The next generation of optical transceivers for intra-data center applications is being driven by the demand for higher bandwidth and scalability, particularly in AI and GPU-heavy environments. New form factors such as OSFP-XD and QSFP-DD1600 are emerging to support 1.6 Tbps pluggables, with OSFP-XD leading in performance and future scalability. Designed with 16x112G PAM4 electrical lanes and support for 8x224G lanes, OSFP-XD enables not only current 1.6 Tbps optics but also a clear path to 3.2 Tbps. The more flexible thermal management capabilities and higher power capacity make it ideal for high-performance applications and those next-gen data rates.

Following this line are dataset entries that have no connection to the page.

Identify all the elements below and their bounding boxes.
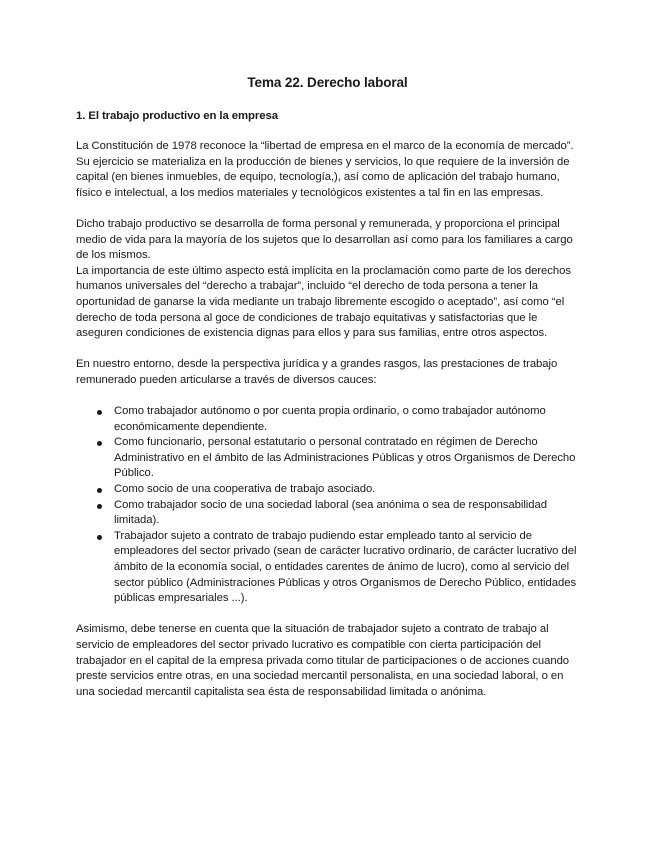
bullet-icon: [97, 488, 102, 493]
paragraph: La Constitución de 1978 reconoce la “libertad de empresa en el marco de la economía de mercado”.: [76, 140, 574, 152]
bullet-text: Trabajador sujeto a contrato de trabajo pudiendo estar empleado tanto al servicio de empleadores del sector privado (sean de carácter lucrativo ordinario, de carácter lucrativo del ámbito de la economía social, o entidades carentes de ánimo de lucro), como al servicio del sector público (Administraciones Públicas y otros Organismos de Derecho Público, entidades públicas empresariales ...).: [114, 529, 577, 605]
paragraph-gap: [76, 201, 581, 217]
paragraph: Asimismo, debe tenerse en cuenta que la situación de trabajador sujeto a contrato de trabajo al servicio de empleadores del sector privado lucrativo es compatible con cierta participación del trabajador en el capital de la empresa privada como titular de participaciones o de acciones cuando preste servicios entre otras, en una sociedad mercantil personalista, en una sociedad laboral, o en una sociedad mercantil capitalista sea ésta de responsabilidad limitada o anónima.: [76, 623, 570, 698]
paragraph-gap: [76, 607, 581, 623]
paragraph: En nuestro entorno, desde la perspectiva jurídica y a grandes rasgos, las prestaciones de trabajo remunerado pueden articularse a través de diversos cauces:: [76, 358, 558, 386]
bullet-item: [114, 498, 581, 529]
section-heading: 1. El trabajo productivo en la empresa: [76, 110, 278, 122]
bullet-text: Como trabajador autónomo o por cuenta propia ordinario, o como trabajador autónomo económicamente dependiente.: [114, 405, 546, 433]
bullet-icon: [97, 441, 102, 446]
bullet-text: Como funcionario, personal estatutario o personal contratado en régimen de Derecho Administrativo en el ámbito de las Administraciones Públicas y otros Organismos de Derecho Público.: [114, 436, 576, 480]
bullet-icon: [97, 410, 102, 415]
bullet-icon: [97, 504, 102, 509]
bullet-text: Como socio de una cooperativa de trabajo asociado.: [114, 483, 376, 496]
bullet-item: [114, 529, 581, 607]
bullet-item: [114, 482, 581, 498]
bullet-icon: [97, 535, 102, 540]
bullet-list: [76, 404, 581, 607]
bullet-text: Como trabajador socio de una sociedad laboral (sea anónima o sea de responsabilidad limitada).: [114, 498, 547, 527]
bullet-item: [114, 435, 581, 482]
document-title: Tema 22. Derecho laboral: [247, 75, 408, 90]
paragraph: La importancia de este último aspecto está implícita en la proclamación como parte de los derechos humanos universales del “derecho a trabajar”, incluido “el derecho de toda persona a tener la oportunidad de ganarse la vida mediante un trabajo libremente escogido o aceptado”, así como “el derecho de toda persona al goce de condiciones de trabajo equitativas y satisfactorias que le aseguren condiciones de existencia dignas para ellos y para sus familias, entre otros aspectos.: [76, 264, 571, 340]
paragraph: Su ejercicio se materializa en la producción de bienes y servicios, lo que requiere de la inversión de capital (en bienes inmuebles, de equipo, tecnología,), así como de aplicación del trabajo humano, físico e intelectual, a los medios materiales y tecnológicos existentes a tal fin en las empresas.: [76, 155, 570, 199]
paragraph-gap: [76, 342, 581, 358]
paragraph: Dicho trabajo productivo se desarrolla de forma personal y remunerada, y proporciona el principal medio de vida para la mayoría de los sujetos que lo desarrollan así como para los familiares a cargo de los mismos.: [76, 217, 573, 262]
document-body: [76, 139, 581, 700]
bullet-item: [114, 404, 581, 435]
paragraph-gap: [76, 389, 581, 405]
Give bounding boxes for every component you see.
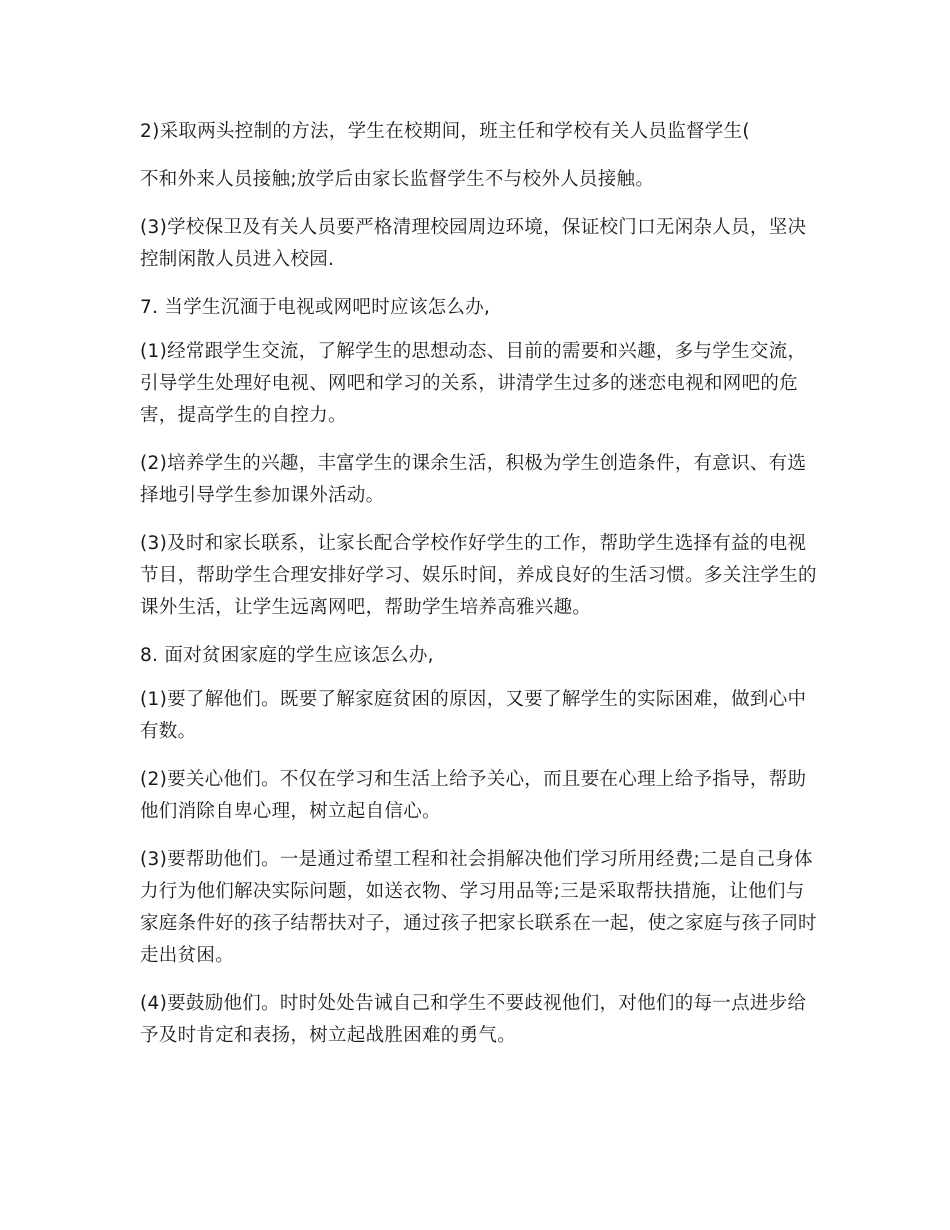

In addition to new generic transceiver pluggable form factors, technologies like Linear Pluggable Optics (LPO) and Linear Receive Optics (LRO) are gaining traction for reducing power consumption without compromising performance. While Co-Packaged Optics (CPO) promise even greater integration, they still face significant challenges in terms of serviceability, compatibility and ecosystem maturity. As intra-data center connectivity evolves, you can count on Belden and its Precision OT connected brand to continue offering our deep expertise in systems engineering and network integration to help navigate the continued evolution of data centers. From transceiver validation and compatibility to designing custom breakout strategies and managing power and thermal constraints, our team works as an extension of yours—ensuring each deployment is optimized for performance, efficiency, and growth.